Che si neghi aprioristicamente il grandissimo movimento migratorio che condusse il Progresso inarrestabile lungo le sue millenarie direttive Est-Ovest, conducendo con sé tutte le sue componenti (l’agricoltura, le piante coltivate, gli strumenti e le tecniche ancillari, l’allevamento, gli animali addomesticati, la ceramica, la ruota, la scrittura, la fusione dei metalli etc. etc.), solamente perché non ci piace la semi-poetica frase  Ex Oriente Lux”, con cui questa realtà fu simboleggiata è una posizione da ottusi esseri asfittici con una sola piccola idea piantata nell’angusto cranio, vuoto.
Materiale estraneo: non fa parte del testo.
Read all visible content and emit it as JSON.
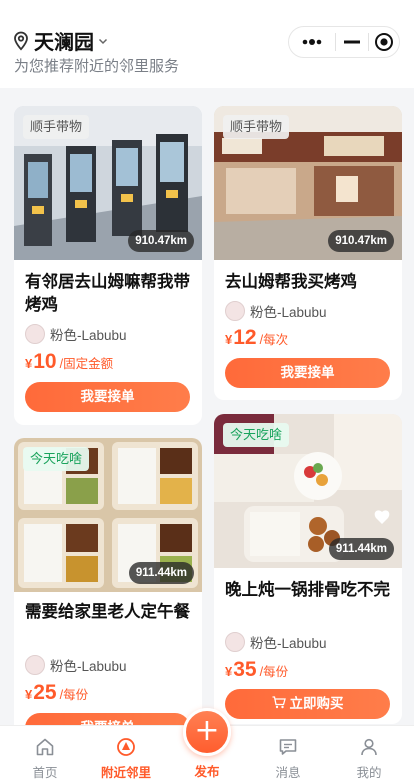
{
  "header": {
    "location": "天澜园",
    "subtitle": "为您推荐附近的邻里服务"
  },
  "cards": [
    {
      "tag": "顺手带物",
      "distance": "910.47km",
      "title": "有邻居去山姆嘛帮我带烤鸡",
      "user": "粉色-Labubu",
      "currency": "¥",
      "price": "10",
      "unit": "/固定金额",
      "button": "我要接单"
    },
    {
      "tag": "顺手带物",
      "distance": "910.47km",
      "title": "去山姆帮我买烤鸡",
      "user": "粉色-Labubu",
      "currency": "¥",
      "price": "12",
      "unit": "/每次",
      "button": "我要接单"
    },
    {
      "tag": "今天吃啥",
      "distance": "911.44km",
      "title": "需要给家里老人定午餐",
      "user": "粉色-Labubu",
      "currency": "¥",
      "price": "25",
      "unit": "/每份",
      "button": "我要接单"
    },
    {
      "tag": "今天吃啥",
      "distance": "911.44km",
      "title": "晚上炖一锅排骨吃不完",
      "user": "粉色-Labubu",
      "currency": "¥",
      "price": "35",
      "unit": "/每份",
      "button": "立即购买"
    }
  ],
  "tabbar": {
    "items": [
      {
        "label": "首页",
        "icon": "home-icon"
      },
      {
        "label": "附近邻里",
        "icon": "nearby-icon",
        "active": true
      },
      {
        "label": "发布",
        "icon": "plus-icon"
      },
      {
        "label": "消息",
        "icon": "message-icon"
      },
      {
        "label": "我的",
        "icon": "user-icon"
      }
    ]
  },
  "colors": {
    "accent": "#ff5a2a",
    "tag_green": "#19a35c"
  }
}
Ed è – naturalmente – un’idea venata di pericolosissimo razzismo: tanto più pericoloso quanto con maggiore forza lo si nega, da parte di chi crede di ‘fare cultura’, con questo atteggiamento.

Basta, dicevo, avere una vaga infarinatura di una lingua straniera ed “importare” le idee più strane di moda oggi tra i venditori di fuffa stranieri.
Ed ecco comparire l’Archeoacustica (sia ben chiaro: una parte dell’Archeoacustica è davvero scienza riconosciuta; mi riferisco alla parte di essa che è solo ciarlataneria) con alcuni studi che definire coraggiosi è un atto di pietà.
Ed ecco sbocciare la Neuroarcheologia: vedremo quale risultati concreti riuscirà a produrre, prima di evaporare sotto il sole.
Esistono molte altre “Nuove Scienze” già pronte a rivelarci attraverso i rispettivi profeti, la vera storia del mondo che fino ad oggi abbiamo tutti colpevolmente male interpretato.
Le previsioni Maya avevano una scadenza: è bastato semplicemente attenderla, per sbugiardarla anche presso i più creduloni.
Perciò, naturalmente, i sostenitori delle nuove scienze oggi reclamano la necessità di lunghi anni (almeno un cinquantennio), prima di potere avere qualche risultato pratico ed utile dalle nuove metodiche.

Per fortuna tra cinquant’anni saremo tutti morti e non ci toccherà sentirgli dire – con l’usuale arroganza – che, per colpa del nostro atteggiamento negativista che li ha osteggiati, ce ne vorranno altri cinquanta.